2)      Dalam hal procedural diterbitkan undang-undang tentang organisasi masa dan undang-undang partai politik
pertumbuhan ekonomi menghasilkan penanaman modal asing yang mengakibatkan utang luar negri.
3)       Serbuan para insvestor asing ini kemudian melambat ketika terjadi jatuhnya harga minyak dunia, yang mana
selanjutnya dirangsang ekstra melalui kebijakan regulasi (liberalisasi) pada tahun 1983-1988.
Tanpa disadari, kebijakan penarikan insvestor yang sangat liberal ini mengakibatkan undang-undang
Indonesia yang mengatur arus modal menjadi yang sangat liberal di lingkungan internasional. Namun kebijakan
yang sama juga menghasilkan intensifikasi pertanian di kalangan petani. Dalam pemerataan hasil, pelaksanaannya
membuka jalur-jalur distributive seperti kredit usaha tani dan mitra pengusaha besar dan kecil.  Demikian sekilas
uraian tentang Trilogi Pembangunan. Trilogi Pembangunan menjadi salah satu instrumen pemersatu energi bangsa
yang dipergunakan presiden Soeharto dalam membangun kembali indonesia. Trilogi pembangunan merupakan visi
kedaulatan dan kemandirian ekonomi bangsa yang diletakan dalam road map trilogi pembangunan yang dengan
targetnya merumuskan secara jelas yaitu tercapainya tinggal landas (setara dengan negara maju) pada tahun
2019/2020 dengan struktur perekonomian yang di dukung industri strategis yang kuat namun terlihat justru semakin
menjauh saat sekarang.

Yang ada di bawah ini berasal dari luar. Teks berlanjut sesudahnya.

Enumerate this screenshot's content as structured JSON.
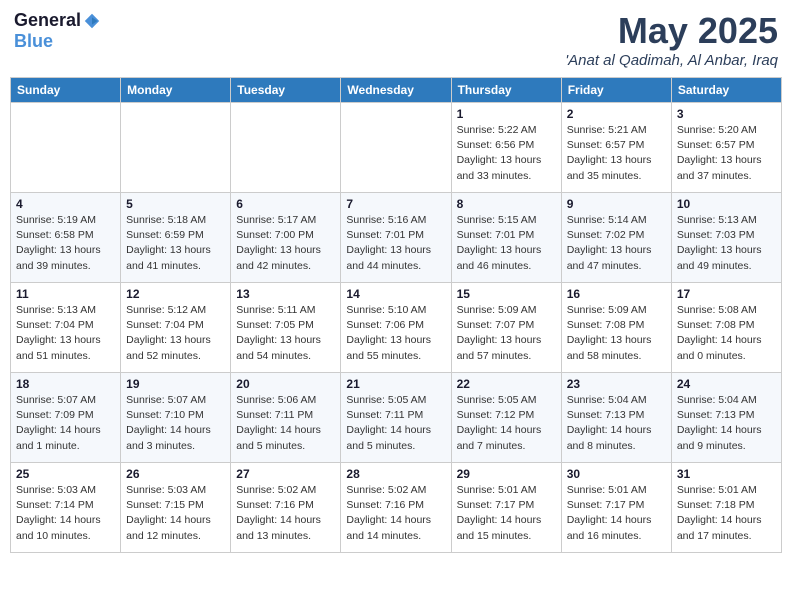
{
  "header": {
    "logo_general": "General",
    "logo_blue": "Blue",
    "month_title": "May 2025",
    "location": "'Anat al Qadimah, Al Anbar, Iraq"
  },
  "days_of_week": [
    "Sunday",
    "Monday",
    "Tuesday",
    "Wednesday",
    "Thursday",
    "Friday",
    "Saturday"
  ],
  "weeks": [
    [
      {
        "day": "",
        "detail": ""
      },
      {
        "day": "",
        "detail": ""
      },
      {
        "day": "",
        "detail": ""
      },
      {
        "day": "",
        "detail": ""
      },
      {
        "day": "1",
        "detail": "Sunrise: 5:22 AM\nSunset: 6:56 PM\nDaylight: 13 hours\nand 33 minutes."
      },
      {
        "day": "2",
        "detail": "Sunrise: 5:21 AM\nSunset: 6:57 PM\nDaylight: 13 hours\nand 35 minutes."
      },
      {
        "day": "3",
        "detail": "Sunrise: 5:20 AM\nSunset: 6:57 PM\nDaylight: 13 hours\nand 37 minutes."
      }
    ],
    [
      {
        "day": "4",
        "detail": "Sunrise: 5:19 AM\nSunset: 6:58 PM\nDaylight: 13 hours\nand 39 minutes."
      },
      {
        "day": "5",
        "detail": "Sunrise: 5:18 AM\nSunset: 6:59 PM\nDaylight: 13 hours\nand 41 minutes."
      },
      {
        "day": "6",
        "detail": "Sunrise: 5:17 AM\nSunset: 7:00 PM\nDaylight: 13 hours\nand 42 minutes."
      },
      {
        "day": "7",
        "detail": "Sunrise: 5:16 AM\nSunset: 7:01 PM\nDaylight: 13 hours\nand 44 minutes."
      },
      {
        "day": "8",
        "detail": "Sunrise: 5:15 AM\nSunset: 7:01 PM\nDaylight: 13 hours\nand 46 minutes."
      },
      {
        "day": "9",
        "detail": "Sunrise: 5:14 AM\nSunset: 7:02 PM\nDaylight: 13 hours\nand 47 minutes."
      },
      {
        "day": "10",
        "detail": "Sunrise: 5:13 AM\nSunset: 7:03 PM\nDaylight: 13 hours\nand 49 minutes."
      }
    ],
    [
      {
        "day": "11",
        "detail": "Sunrise: 5:13 AM\nSunset: 7:04 PM\nDaylight: 13 hours\nand 51 minutes."
      },
      {
        "day": "12",
        "detail": "Sunrise: 5:12 AM\nSunset: 7:04 PM\nDaylight: 13 hours\nand 52 minutes."
      },
      {
        "day": "13",
        "detail": "Sunrise: 5:11 AM\nSunset: 7:05 PM\nDaylight: 13 hours\nand 54 minutes."
      },
      {
        "day": "14",
        "detail": "Sunrise: 5:10 AM\nSunset: 7:06 PM\nDaylight: 13 hours\nand 55 minutes."
      },
      {
        "day": "15",
        "detail": "Sunrise: 5:09 AM\nSunset: 7:07 PM\nDaylight: 13 hours\nand 57 minutes."
      },
      {
        "day": "16",
        "detail": "Sunrise: 5:09 AM\nSunset: 7:08 PM\nDaylight: 13 hours\nand 58 minutes."
      },
      {
        "day": "17",
        "detail": "Sunrise: 5:08 AM\nSunset: 7:08 PM\nDaylight: 14 hours\nand 0 minutes."
      }
    ],
    [
      {
        "day": "18",
        "detail": "Sunrise: 5:07 AM\nSunset: 7:09 PM\nDaylight: 14 hours\nand 1 minute."
      },
      {
        "day": "19",
        "detail": "Sunrise: 5:07 AM\nSunset: 7:10 PM\nDaylight: 14 hours\nand 3 minutes."
      },
      {
        "day": "20",
        "detail": "Sunrise: 5:06 AM\nSunset: 7:11 PM\nDaylight: 14 hours\nand 5 minutes."
      },
      {
        "day": "21",
        "detail": "Sunrise: 5:05 AM\nSunset: 7:11 PM\nDaylight: 14 hours\nand 5 minutes."
      },
      {
        "day": "22",
        "detail": "Sunrise: 5:05 AM\nSunset: 7:12 PM\nDaylight: 14 hours\nand 7 minutes."
      },
      {
        "day": "23",
        "detail": "Sunrise: 5:04 AM\nSunset: 7:13 PM\nDaylight: 14 hours\nand 8 minutes."
      },
      {
        "day": "24",
        "detail": "Sunrise: 5:04 AM\nSunset: 7:13 PM\nDaylight: 14 hours\nand 9 minutes."
      }
    ],
    [
      {
        "day": "25",
        "detail": "Sunrise: 5:03 AM\nSunset: 7:14 PM\nDaylight: 14 hours\nand 10 minutes."
      },
      {
        "day": "26",
        "detail": "Sunrise: 5:03 AM\nSunset: 7:15 PM\nDaylight: 14 hours\nand 12 minutes."
      },
      {
        "day": "27",
        "detail": "Sunrise: 5:02 AM\nSunset: 7:16 PM\nDaylight: 14 hours\nand 13 minutes."
      },
      {
        "day": "28",
        "detail": "Sunrise: 5:02 AM\nSunset: 7:16 PM\nDaylight: 14 hours\nand 14 minutes."
      },
      {
        "day": "29",
        "detail": "Sunrise: 5:01 AM\nSunset: 7:17 PM\nDaylight: 14 hours\nand 15 minutes."
      },
      {
        "day": "30",
        "detail": "Sunrise: 5:01 AM\nSunset: 7:17 PM\nDaylight: 14 hours\nand 16 minutes."
      },
      {
        "day": "31",
        "detail": "Sunrise: 5:01 AM\nSunset: 7:18 PM\nDaylight: 14 hours\nand 17 minutes."
      }
    ]
  ]
}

Bahkan sejumlah ahli ekonomi menyatakan telah terjadi deindustralisasi pada era reformasi.
Segala jerih payah untuk mewujudkan kedaulatan dan kemandirian ekonomi bangsa itu kini harus ditata kembali.
Kegagalan ini merupakan kegagalan bersama sebagai sebuah bangsa yang dalam proses transisi tahun 1998 tidak
bisa memetakan secara akurat siapa lawan dan siapa loyalis nusantara yang sesungguhnya.